With the impetus of the Vietnam War and the women’s rights movement, PTSD debuted in 1980 in the DSM-III. The push for a PTSD diagnostic category was an effort primarily of Vietnam War veterans and survivors of rape to have a diagnosis that accurately encompassed the post-traumatic sequelae of life-threatening trauma. At its inception, it was already problematic, as those experiencing clinical symptoms following war trauma and those experiencing rape exhibit varying symptom profiles due to these inherently different experiences and the context in which they occur. However, at its core it was a needed effort to assist individuals who had survived horrible experiences. The initial creation of the diagnosis of PTSD increased research into this area, provided legitimacy to individuals suffering from posttraumatic symptoms, and increased societal awareness.

Since 1980, the PTSD diagnosis has been changed three times (DSM-III-Revised; DSM-IV; DSM-5) and with each change the diagnostic criteria have expanded. Using criteria provided by the DSM-5 (American Psychiatric Association, 2013), there are 636,120 symptom combinations that may produce a diagnosis of PTSD (Galatzer-Levy & Bryant, 2013). This is significantly problematic in that the diagnosis has become less specific over time. PTSD is an unusual diagnosis because two people, both with the same diagnosis, can share none of the same symptoms. PTSD is also an ambiguous diagnosis in that none of the symptoms are specific to the diagnosis, as all PTSD symptoms overlap with other psychiatric conditions such as depression and anxiety disorders. An additional complication is that PTSD symptoms are things that we all experience when under “normal” stress. As the diagnosis has evolved, it has become more nebulous.

If you are experiencing déjà vu, you know your history. During World War II, there was a diagnosis, War Neurosis, which incorporated any mental health presentation related to war experiences and that didn’t resolve fairly quickly. Our current diagnosis of PTSD is now about as useful as the term War Neurosis.

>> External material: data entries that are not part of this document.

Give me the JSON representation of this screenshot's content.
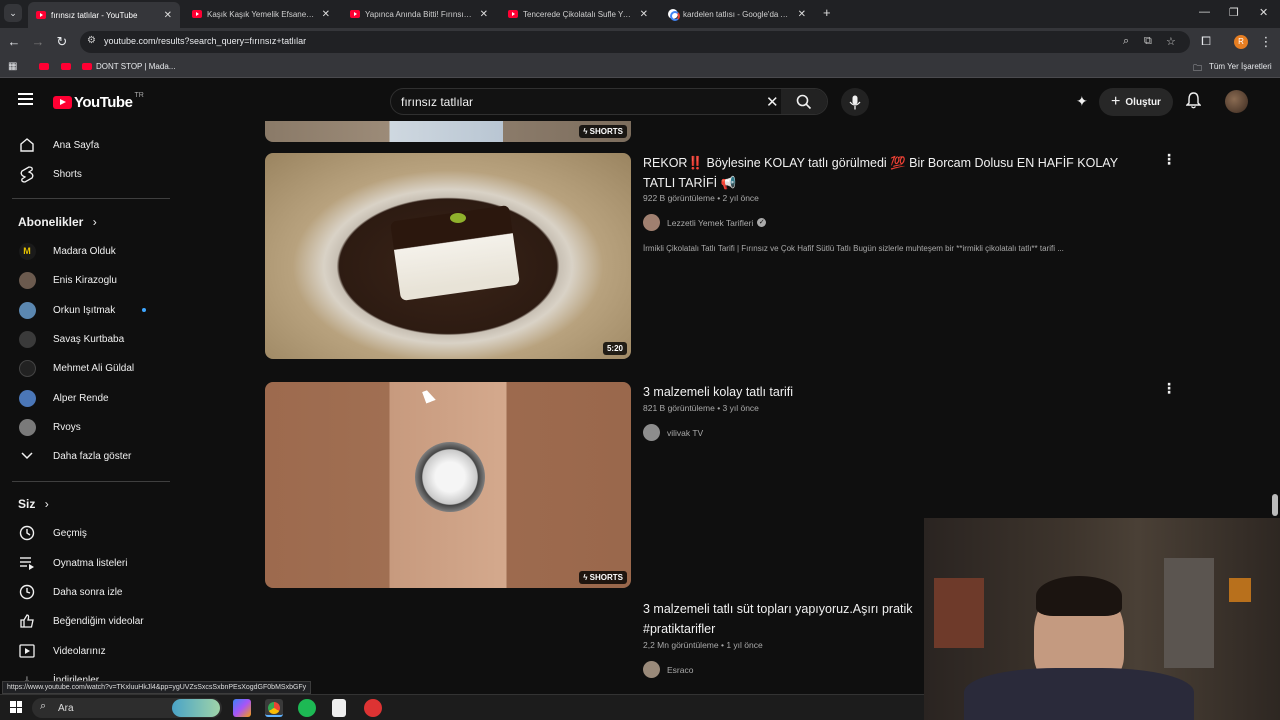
{
  "browser": {
    "tabs": [
      {
        "title": "fırınsız tatlılar - YouTube",
        "active": true
      },
      {
        "title": "Kaşık Kaşık Yemelik Efsane Tatlı",
        "active": false
      },
      {
        "title": "Yapınca Anında Bitti! Fırınsız La",
        "active": false
      },
      {
        "title": "Tencerede Çikolatalı Sufle Yapm",
        "active": false
      },
      {
        "title": "kardelen tatlısı - Google'da Ara",
        "active": false
      }
    ],
    "url": "youtube.com/results?search_query=fırınsız+tatlılar",
    "bookmarks": {
      "item1": "DONT STOP | Mada...",
      "all": "Tüm Yer İşaretleri"
    },
    "profile_initial": "R",
    "status_url": "https://www.youtube.com/watch?v=TKxluuHkJl4&pp=ygUVZsSxcsSxbnPEsXogdGF0bMSxbGFy"
  },
  "youtube": {
    "logo_text": "YouTube",
    "country": "TR",
    "search_value": "fırınsız tatlılar",
    "create_label": "Oluştur",
    "sidebar": {
      "home": "Ana Sayfa",
      "shorts": "Shorts",
      "subs_heading": "Abonelikler",
      "subscriptions": [
        {
          "name": "Madara Olduk",
          "color": "#1a1a1a",
          "initial": "M"
        },
        {
          "name": "Enis Kirazoglu",
          "color": "#6b5a4e"
        },
        {
          "name": "Orkun Işıtmak",
          "color": "#5b87b0",
          "live": true
        },
        {
          "name": "Savaş Kurtbaba",
          "color": "#3a3a3a"
        },
        {
          "name": "Mehmet Ali Güldal",
          "color": "#222222"
        },
        {
          "name": "Alper Rende",
          "color": "#4b77b8"
        },
        {
          "name": "Rvoys",
          "color": "#7a7a7a"
        }
      ],
      "show_more": "Daha fazla göster",
      "you_heading": "Siz",
      "you_items": [
        "Geçmiş",
        "Oynatma listeleri",
        "Daha sonra izle",
        "Beğendiğim videolar",
        "Videolarınız",
        "İndirilenler"
      ]
    },
    "results": [
      {
        "badge": "SHORTS"
      },
      {
        "title_line1": "REKOR‼️ Böylesine KOLAY tatlı görülmedi 💯 Bir Borcam Dolusu EN HAFİF KOLAY",
        "title_line2": "TATLI TARİFİ 📢",
        "views": "922 B görüntüleme",
        "age": "2 yıl önce",
        "channel": "Lezzetli Yemek Tarifleri",
        "verified": true,
        "description": "İrmikli Çikolatalı Tatlı Tarifi | Fırınsız ve Çok Hafif Sütlü Tatlı Bugün sizlerle muhteşem bir **irmikli çikolatalı tatlı** tarifi ...",
        "duration": "5:20"
      },
      {
        "title_line1": "3 malzemeli kolay tatlı tarifi",
        "views": "821 B görüntüleme",
        "age": "3 yıl önce",
        "channel": "vilivak TV",
        "badge": "SHORTS"
      },
      {
        "title_line1": "3 malzemeli tatlı süt topları yapıyoruz.Aşırı pratik",
        "title_line2": "#pratiktarifler",
        "views": "2,2 Mn görüntüleme",
        "age": "1 yıl önce",
        "channel": "Esraco"
      }
    ]
  },
  "taskbar": {
    "search_label": "Ara"
  },
  "colors": {
    "youtube_red": "#ff0033",
    "bg": "#0f0f0f",
    "link_blue": "#3ea6ff"
  }
}
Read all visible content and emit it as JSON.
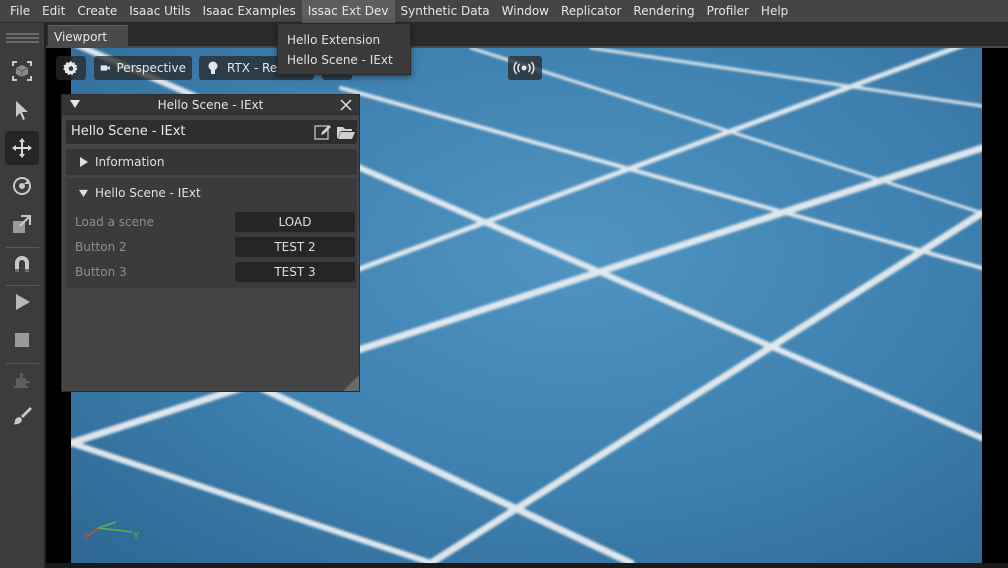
{
  "menubar": {
    "items": [
      {
        "label": "File"
      },
      {
        "label": "Edit"
      },
      {
        "label": "Create"
      },
      {
        "label": "Isaac Utils"
      },
      {
        "label": "Isaac Examples"
      },
      {
        "label": "Issac Ext Dev"
      },
      {
        "label": "Synthetic Data"
      },
      {
        "label": "Window"
      },
      {
        "label": "Replicator"
      },
      {
        "label": "Rendering"
      },
      {
        "label": "Profiler"
      },
      {
        "label": "Help"
      }
    ],
    "active_index": 5
  },
  "dropdown": {
    "items": [
      {
        "label": "Hello Extension"
      },
      {
        "label": "Hello Scene - IExt"
      }
    ]
  },
  "toolbar": {
    "tools": [
      {
        "icon": "select-mode-icon"
      },
      {
        "icon": "select-arrow-icon"
      },
      {
        "icon": "move-icon"
      },
      {
        "icon": "rotate-icon"
      },
      {
        "icon": "scale-icon"
      },
      {
        "icon": "snap-magnet-icon"
      },
      {
        "icon": "play-icon"
      },
      {
        "icon": "stop-icon"
      },
      {
        "icon": "robot-icon"
      },
      {
        "icon": "paint-brush-icon"
      }
    ],
    "active_tool": "move-icon"
  },
  "viewport": {
    "tab_label": "Viewport",
    "camera_label": "Perspective",
    "render_label": "RTX - Real",
    "ground_color": "#3f82b0",
    "grid_line_color": "#e8ecef"
  },
  "panel": {
    "title": "Hello Scene - IExt",
    "header_title": "Hello Scene - IExt",
    "sections": [
      {
        "label": "Information",
        "expanded": false
      },
      {
        "label": "Hello Scene - IExt",
        "expanded": true
      }
    ],
    "rows": [
      {
        "label": "Load a scene",
        "button": "LOAD"
      },
      {
        "label": "Button 2",
        "button": "TEST 2"
      },
      {
        "label": "Button 3",
        "button": "TEST 3"
      }
    ]
  },
  "axis": {
    "x_label": "X",
    "y_label": "Y",
    "x_color": "#c84a3c",
    "y_color": "#5fae4a"
  }
}
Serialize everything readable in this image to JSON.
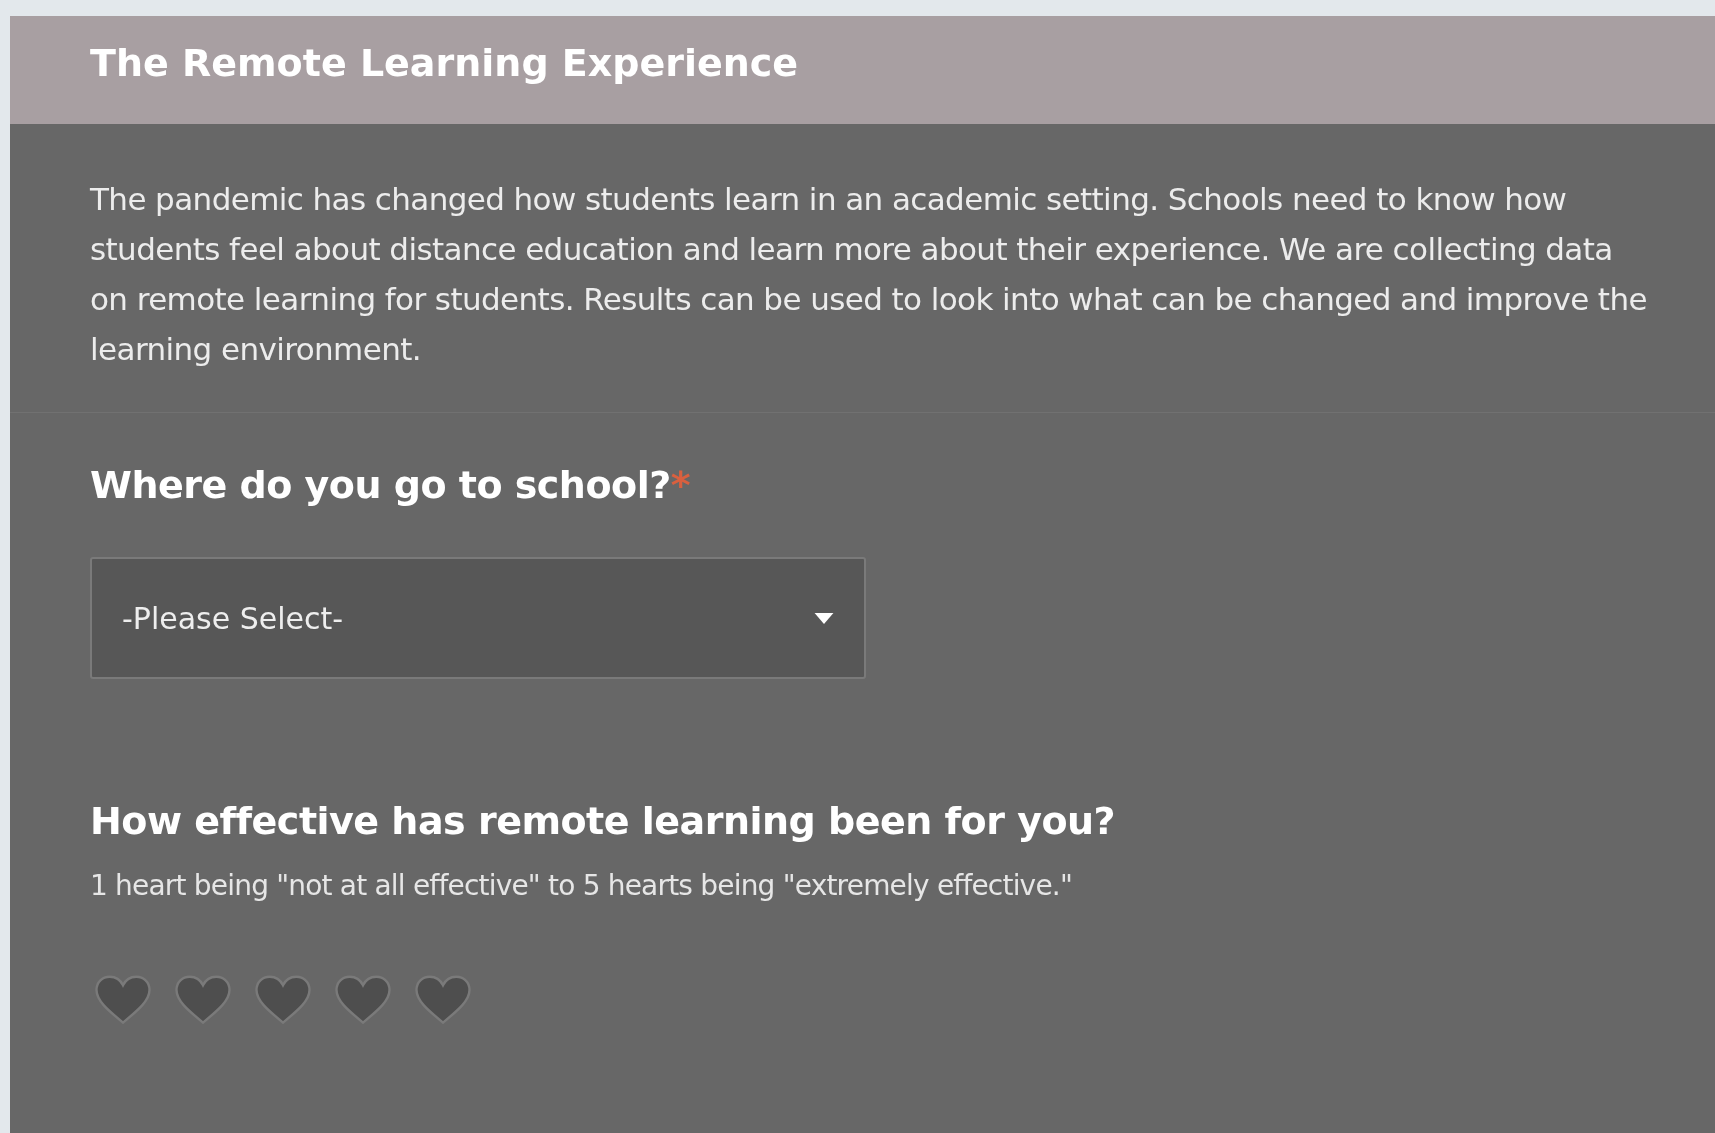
{
  "form": {
    "title": "The Remote Learning Experience",
    "description": "The pandemic has changed how students learn in an academic setting. Schools need to know how students feel about distance education and learn more about their experience. We are collecting data on remote learning for students. Results can be used to look into what can be changed and improve the learning environment."
  },
  "questions": [
    {
      "kind": "dropdown",
      "label": "Where do you go to school?",
      "required": true,
      "required_mark": "*",
      "placeholder": "-Please Select-"
    },
    {
      "kind": "rating",
      "label": "How effective has remote learning been for you?",
      "hint": "1 heart being \"not at all effective\" to 5 hearts being \"extremely effective.\"",
      "stars": 0
    }
  ]
}
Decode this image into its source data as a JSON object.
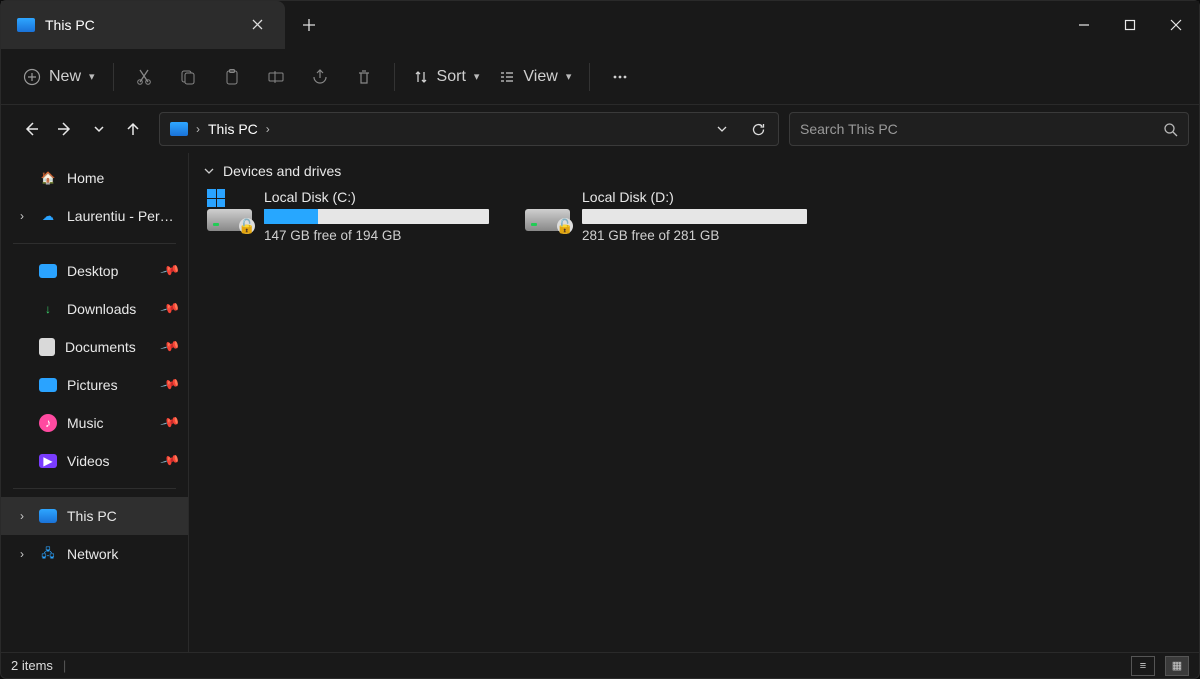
{
  "tab": {
    "title": "This PC"
  },
  "toolbar": {
    "new_label": "New",
    "sort_label": "Sort",
    "view_label": "View"
  },
  "address": {
    "location": "This PC"
  },
  "search": {
    "placeholder": "Search This PC"
  },
  "sidebar": {
    "home": "Home",
    "onedrive": "Laurentiu - Personal",
    "quick": [
      {
        "label": "Desktop"
      },
      {
        "label": "Downloads"
      },
      {
        "label": "Documents"
      },
      {
        "label": "Pictures"
      },
      {
        "label": "Music"
      },
      {
        "label": "Videos"
      }
    ],
    "thispc": "This PC",
    "network": "Network"
  },
  "content": {
    "group_label": "Devices and drives",
    "drives": [
      {
        "name": "Local Disk (C:)",
        "free_text": "147 GB free of 194 GB",
        "fill_pct": 24,
        "has_win_badge": true
      },
      {
        "name": "Local Disk (D:)",
        "free_text": "281 GB free of 281 GB",
        "fill_pct": 0,
        "has_win_badge": false
      }
    ]
  },
  "status": {
    "items": "2 items"
  }
}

PTSD has become almost a default diagnosis for anyone experiencing trauma, despite the fact that unresolved trauma can result in a number of more precise clinical manifestations—such as Major Depressive Disorder, Phobia, Generalized Anxiety Disorder, Substance Use Disorder, Adjustment Disorder, and Bereavement.

Does this matter? It does. Diagnosis drives treatment recommendations and different clinical manifestations require different approaches. We must make the diagnosis of PTSD more, not less, precise and we must be careful about defaulting to it simply because the individual in question has a trauma in their past. Emotional trauma related to warfare is a constant and our ability to provide the best services for our service members and veterans hinges on a reliable and accurate diagnosis. How we define PTSD drives our ability to effectively and accurately identify, prevent, intervene, and treat our military.

References

American Psychiatric Association. (1952). Diagnostic and Statistical Manual of Mental Disorders. Washington, DC: Author.

American Psychiatric Association. (1968). Diagnostic and Statistical Manual of Mental Disorders (Second Edition). Washington, DC: Author.

American Psychiatric Association. (1980). Diagnostic and Statistical Manual of Mental Disorders (Third Edition). Washington, DC: Author.

American Psychiatric Association. (1987). Diagnostic and Statistical Manual of Mental Disorders (Third Edition, Revised). Washington, DC: Author.

American Psychiatric Association. (1994). Diagnostic and Statistical Manual of Mental Disorders (Fourth Edition). Washington, DC: Author.

American Psychiatric Association. (2013). Diagnostic and Statistical Manual of Mental Disorders (Fifth Edition). Washington, DC: Author.

Galatzer-Levy, I.R., & Bryant, R.A. (2013). 636,120 ways to have posttraumatic stress disorder. Perspectives on Psychological Science, 8(6), 651-662.